Attentive readers will note that the Jacob Coin who is quoted at the beginning of this story is also the main character in my “Lost in the Mail.”
This story received an honorable mention in Gardner Dozois’s Year’s Best Science Fiction.
Forever
Everything we know about dinosaurs comes from a skewed sample: the only specimens we have are of animals who happened to die at locations in which fossilization could occur; for instance; we have no fossils at all from areas that were mountainous during the Mesozoic.
Also, for us to find dinosaur fossils, the Mesozoic rocks have to be re-exposed in the present day—assuming, of course, that the rocks still exist; some have been completely destroyed through subduction beneath the Earth’s crust.
From any specific point in time—such as what we believe to be the final million years of the age of dinosaurs—we have at most only a few hundred square miles of exposed rock to work with. It’s entirely possible that forms of dinosaurs wildly different from those we’re familiar with did exist, and it’s also quite reasonable to suppose that some of these forms persisted for many millions of years after the end of the Cretaceous.
But, of course, we’ll never know for sure.
— Jacob Coin, Ph.D.
Keynote Address,
A.D. 2018 Annual Meeting of the Society of Vertebrate Paleontology
Five planets could be seen with the naked eye: Sunhugger, Silver, Red, High, and Slow; all five had been known since ancient times.
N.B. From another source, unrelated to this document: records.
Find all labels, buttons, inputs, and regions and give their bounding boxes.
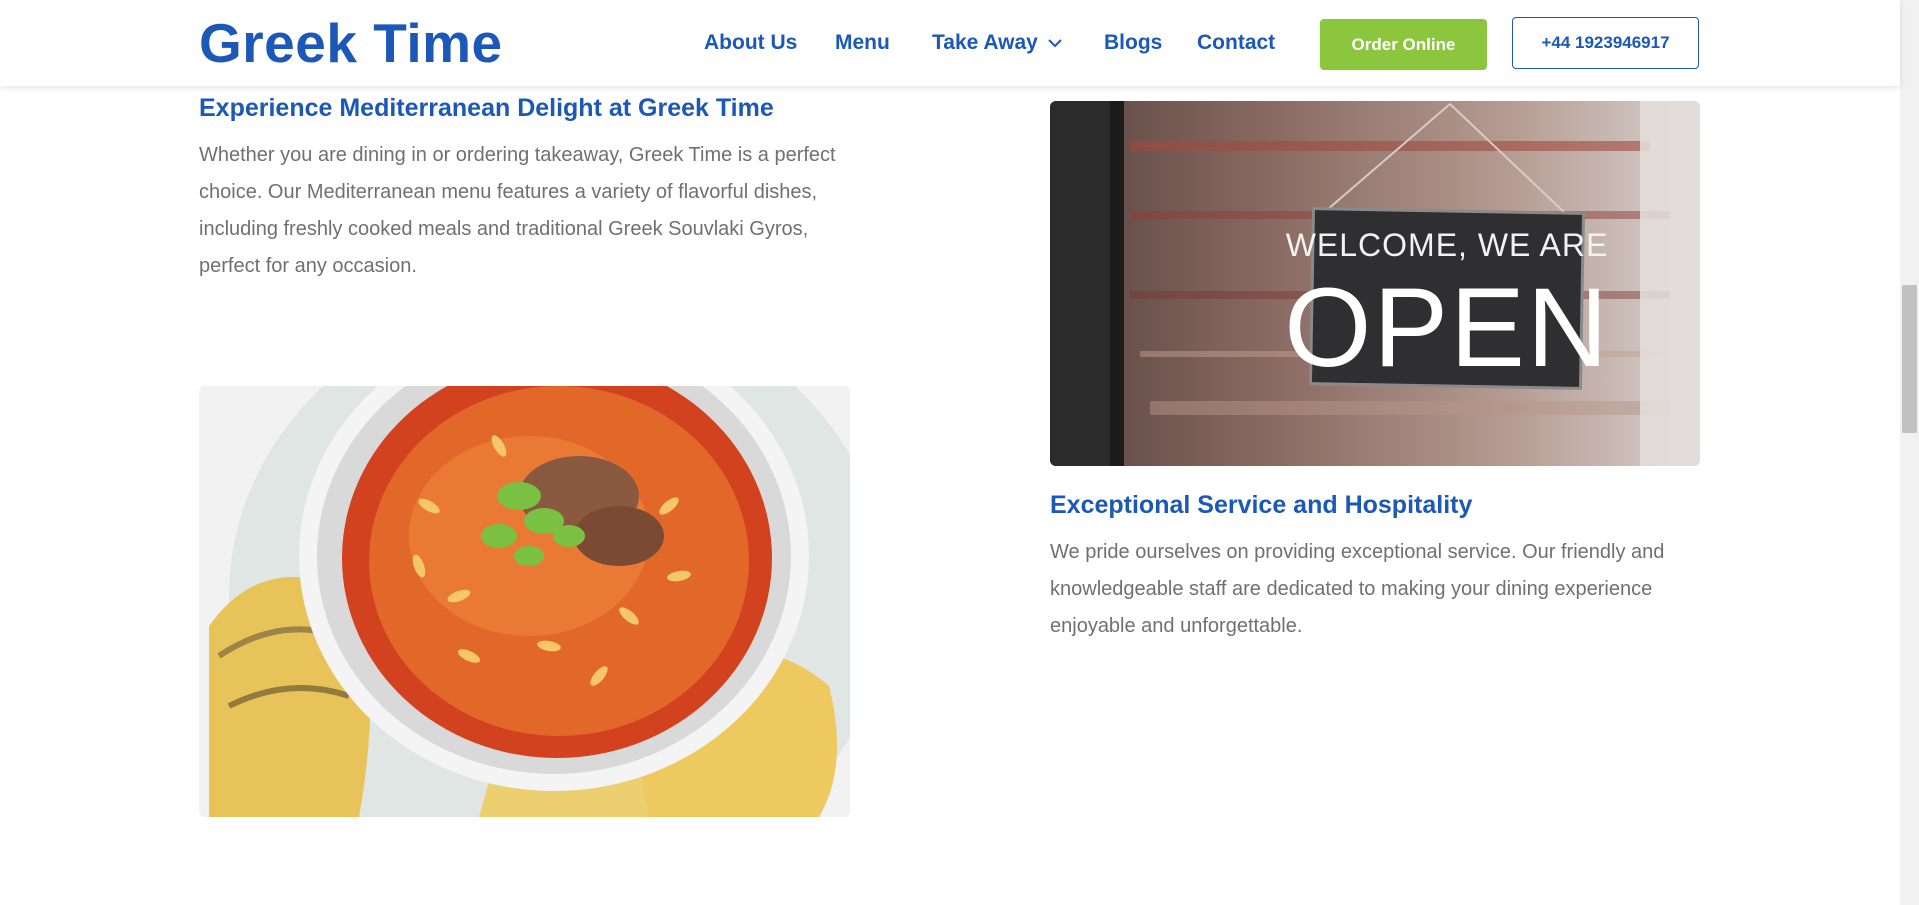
open-sign-line1: WELCOME, WE ARE (1286, 227, 1609, 263)
nav-item-about-us[interactable]: About Us (704, 30, 797, 56)
open-sign-image: WELCOME, WE ARE OPEN (1050, 101, 1700, 466)
open-sign-line2: OPEN (1284, 265, 1609, 390)
orzo-soup-image (199, 386, 850, 817)
nav-item-menu[interactable]: Menu (835, 30, 890, 56)
site-header: Greek Time About Us Menu Take Away Blogs… (0, 0, 1900, 86)
orzo-soup-illustration (199, 386, 850, 817)
chevron-down-icon (1048, 39, 1062, 48)
open-sign-illustration: WELCOME, WE ARE OPEN (1050, 101, 1700, 466)
nav-item-take-away[interactable]: Take Away (932, 30, 1062, 56)
page-scrollbar-thumb[interactable] (1902, 285, 1917, 433)
nav-item-blogs[interactable]: Blogs (1104, 30, 1162, 56)
phone-button[interactable]: +44 1923946917 (1512, 17, 1699, 69)
nav-item-contact[interactable]: Contact (1197, 30, 1275, 56)
page-scrollbar-track[interactable] (1900, 0, 1919, 905)
nav-item-take-away-label: Take Away (932, 31, 1038, 54)
section-text-service: We pride ourselves on providing exceptio… (1050, 541, 1665, 637)
order-online-button[interactable]: Order Online (1320, 19, 1487, 70)
section-heading-mediterranean: Experience Mediterranean Delight at Gree… (199, 94, 774, 122)
site-logo[interactable]: Greek Time (199, 10, 503, 76)
section-text-mediterranean: Whether you are dining in or ordering ta… (199, 144, 836, 277)
section-heading-service: Exceptional Service and Hospitality (1050, 491, 1473, 519)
In the two hundred years since the invention of the telescope, much had been discovered about them. Tiny Sunhugger and bright Silver went through phases, just like the moon did; Red had visible surface features, although exactly what they were was still open to considerable debate. High was
banded, and had its own coterie of at least four moons, and Slow—Slow was the most beautiful of all, with a thin ring orbiting around its equator.
Almost a hundred years ago, Ixoor the Scaly had discovered a sixth planet—one that moved around the Sun at a more indolent pace than even Slow did; Slow took twenty-nine years to make an orbit, but Ixoor’s World took an astonishing eighty-four.
Ixoor’s World—yes, she had named it after herself, assuring her immortality. And ever since that discovery, the search had been on for more planets.
Cholo, an astronomer who lived in the capital city of Beskaltek, thought he’d found a new planet himself, about ten years ago. He’d been looking precisely where Raymer’s law predicted an as-yet-undiscovered planet should exist, between the orbits of Red and High. But it soon became apparent that what Cholo had found was nothing more than a giant rock, an orbiting island. Others soon found additional rocks in approximately the same orbit. That made Cholo more determined than ever to continue scanning the heavens each night; he’d rather let a meatscooper swallow him whole than have his only claim to fame be the discovery of a boulder in space…
He searched and searched and searched, hoping to discover a seventh planet. And, one night, he did find something previously uncatalogued in the sky. His tail bounced up and down in delight, and he found himself hissing “Cholo’s world” softly over and over again—it had a glorious sound to it.
But, as he continued to plot the object’s orbit over many months, making notes with a claw dipped in ink by the light of a lamp burning sea-serpent oil, it became clear that it wasn’t another planet at all.
Still, he had surely found his claim to immortality.
Assuming, of course, that anyone would be left alive after the impact to remember his name.
“You’re saying this flying mountain will hit the Earth?” said Queen Kava, looking down her long green-and-yellow muzzle at Cholo.
The Queen’s office had a huge window overlooking the courtyard. Cholo’s gaze was momentarily distracted by the sight of a large, furry winger gliding by. He turned back to the queen. “I’m not completely thirty-six thirty-sixths certain, Your Highness,” he said. “But, yes, I’d say it’s highly likely.”